Over the years there has been advancement in data capture methods for population censuses with the aim of producing the results in a shorter time frame. More and more African countries are adopting contemporary technologies like scanning for data capture. Malawi captured the 2008 Population and housing census using Optical Mark Reading (OMR). In a manual capture system, several details are checked on the forms that are designed to be read by humans including manual checking and setting up of the geographical codes existing at the time of the census enumeration. These processes tend to disappear with the emerging of scanning which is done on forms designed to be read by machines. This results in lag time between the end of the scanning and the production of a clean data file from which results can be run which is contrary to expectations that scanning produces final data in a very short time. Malawi's experience with the scanning process shows that there is need for sufficient planning before embarking on scanning more especially when this is to be done for the first time with the census.
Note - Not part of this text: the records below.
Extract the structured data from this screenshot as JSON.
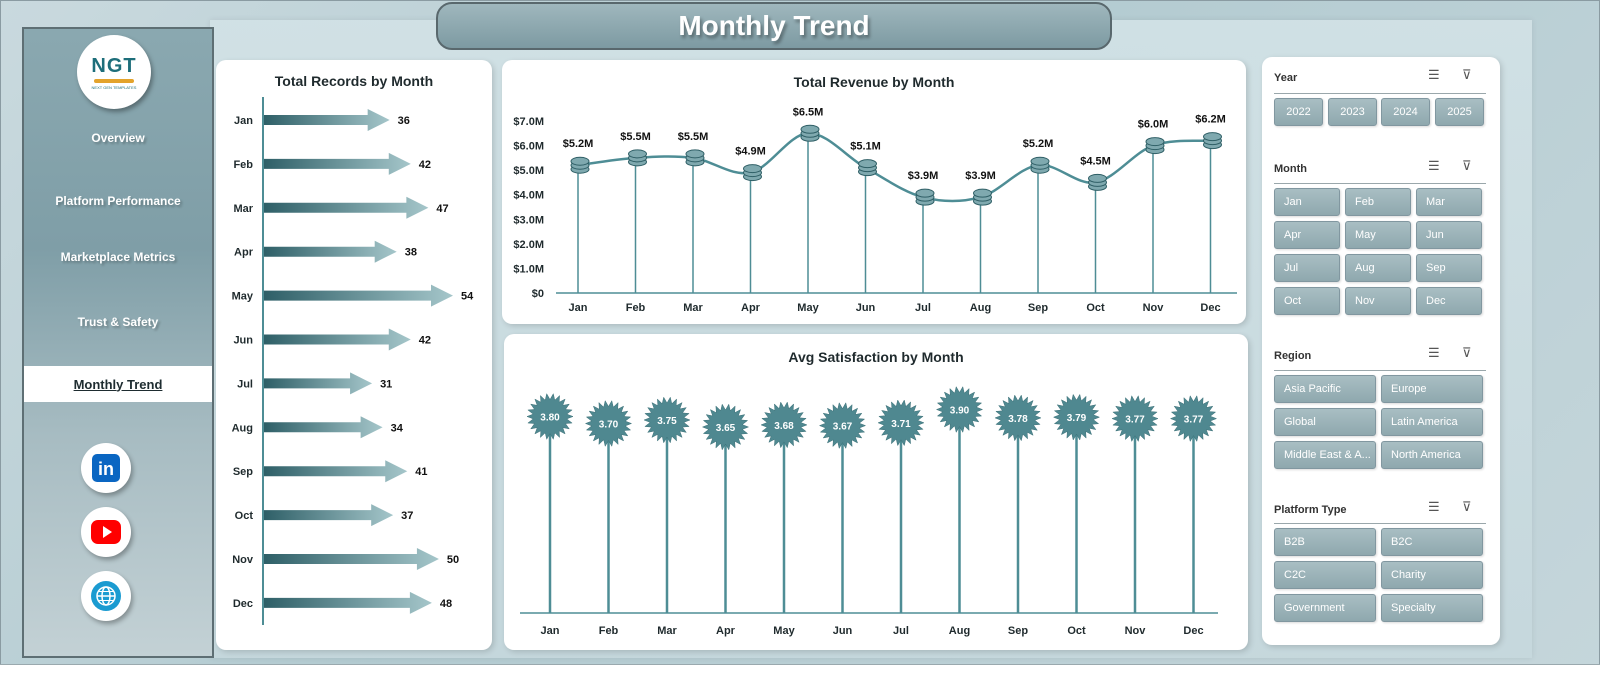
{
  "header": {
    "title": "Monthly Trend"
  },
  "logo": {
    "text": "NGT",
    "subtext": "NEXT GEN TEMPLATES"
  },
  "sidebar": {
    "items": [
      {
        "label": "Overview"
      },
      {
        "label": "Platform Performance"
      },
      {
        "label": "Marketplace Metrics"
      },
      {
        "label": "Trust & Safety"
      }
    ],
    "active": {
      "label": "Monthly Trend"
    },
    "social": [
      {
        "icon": "linkedin-icon",
        "text": "in",
        "color": "#0a66c2"
      },
      {
        "icon": "youtube-icon",
        "color": "#ff0000"
      },
      {
        "icon": "globe-icon",
        "color": "#1b9bd1"
      }
    ]
  },
  "colors": {
    "accent": "#2f6f78",
    "bar_start": "#2e5f67",
    "bar_end": "#9fc1c6",
    "line": "#4e8d95",
    "burst": "#4f8890"
  },
  "chart_data": [
    {
      "type": "bar",
      "title": "Total Records by Month",
      "orientation": "horizontal",
      "categories": [
        "Jan",
        "Feb",
        "Mar",
        "Apr",
        "May",
        "Jun",
        "Jul",
        "Aug",
        "Sep",
        "Oct",
        "Nov",
        "Dec"
      ],
      "values": [
        36,
        42,
        47,
        38,
        54,
        42,
        31,
        34,
        41,
        37,
        50,
        48
      ]
    },
    {
      "type": "line",
      "title": "Total Revenue  by Month",
      "categories": [
        "Jan",
        "Feb",
        "Mar",
        "Apr",
        "May",
        "Jun",
        "Jul",
        "Aug",
        "Sep",
        "Oct",
        "Nov",
        "Dec"
      ],
      "values": [
        5.2,
        5.5,
        5.5,
        4.9,
        6.5,
        5.1,
        3.9,
        3.9,
        5.2,
        4.5,
        6.0,
        6.2
      ],
      "data_labels": [
        "$5.2M",
        "$5.5M",
        "$5.5M",
        "$4.9M",
        "$6.5M",
        "$5.1M",
        "$3.9M",
        "$3.9M",
        "$5.2M",
        "$4.5M",
        "$6.0M",
        "$6.2M"
      ],
      "ylim": [
        0,
        7
      ],
      "yticks": [
        "$0",
        "$1.0M",
        "$2.0M",
        "$3.0M",
        "$4.0M",
        "$5.0M",
        "$6.0M",
        "$7.0M"
      ]
    },
    {
      "type": "scatter",
      "title": "Avg Satisfaction by Month",
      "categories": [
        "Jan",
        "Feb",
        "Mar",
        "Apr",
        "May",
        "Jun",
        "Jul",
        "Aug",
        "Sep",
        "Oct",
        "Nov",
        "Dec"
      ],
      "values": [
        3.8,
        3.7,
        3.75,
        3.65,
        3.68,
        3.67,
        3.71,
        3.9,
        3.78,
        3.79,
        3.77,
        3.77
      ],
      "data_labels": [
        "3.80",
        "3.70",
        "3.75",
        "3.65",
        "3.68",
        "3.67",
        "3.71",
        "3.90",
        "3.78",
        "3.79",
        "3.77",
        "3.77"
      ]
    }
  ],
  "slicers": [
    {
      "title": "Year",
      "options": [
        "2022",
        "2023",
        "2024",
        "2025"
      ]
    },
    {
      "title": "Month",
      "options": [
        "Jan",
        "Feb",
        "Mar",
        "Apr",
        "May",
        "Jun",
        "Jul",
        "Aug",
        "Sep",
        "Oct",
        "Nov",
        "Dec"
      ]
    },
    {
      "title": "Region",
      "options": [
        "Asia Pacific",
        "Europe",
        "Global",
        "Latin America",
        "Middle East & A...",
        "North America"
      ]
    },
    {
      "title": "Platform Type",
      "options": [
        "B2B",
        "B2C",
        "C2C",
        "Charity",
        "Government",
        "Specialty"
      ]
    }
  ]
}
The pre-capture manual checks implemented in the manual data capture system tend to re-appear within the scanning system for census data processing at a different stage which is after the data capture process.
Keywords: Data; Processing; Scanning
Biography: Angela Msosa is the head of Demography and Social Statistics Division of Malawi NSO, at a position of Chief Statistician. She has been with NSO for over 10 years. She has widely worked on data processing on major surveys and censuses, her recent data processing work being the head of 2008 Malawi Census data processing team before she became head of Demography and Social Statistics Division.